Also, the US mil is notorious for wreaking ecological havoc and environmental disasters, and poisoning enlisted personnel. (Ask my dad how that Agent Orange exposure was on the flight line.) This is par for the course.
While I won't disagree (lost an Uncle to Agent Orange related cancer), it makes sense that the military won't run these vehicles with extra emissions equipment on them. Besides not being suited to running JP8 fuel, the mechanisms just aren't mature yet. The reliability isn't up to par and it wouldn't do to have vehicles hit a regen cycle or enter limp mode at a bad time.

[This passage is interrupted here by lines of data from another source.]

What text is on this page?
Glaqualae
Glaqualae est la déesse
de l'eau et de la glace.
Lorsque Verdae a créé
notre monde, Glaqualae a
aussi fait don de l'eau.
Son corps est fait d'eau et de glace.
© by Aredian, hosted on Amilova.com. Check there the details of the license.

There is non-trivial chance that once these enter the civilian market (say, via a government auction), there will be a requirement for the buyer to add the emissions control components back.
You can run normal diesel engines on kerosene (which is what jet fuel mostly is); the issue is that kerosene is less lubricating to the mechanical parts in the fuel-delivery system than pump diesel. This was a bigger issue back when mechanical injection was the rule. The solution is to pour a pint or two of automatic transmission fluid into the tank with every thirty gallon fill up.
Of course, the EGR, SCR & particulate filter were never designed for this setup, so when you convert a modern pickup to run on kerosene, those systems are blocked off, removed (w/ a sawzall for the dpf), a new exhaust is fitted and the ECU can be remapped with more appropriate settings.
Also, the US mil is notorious for wreaking ecological havoc and environmental disasters, and poisoning enlisted personnel. (Ask my dad how that Agent Orange exposure was on the flight line.) This is par for the course.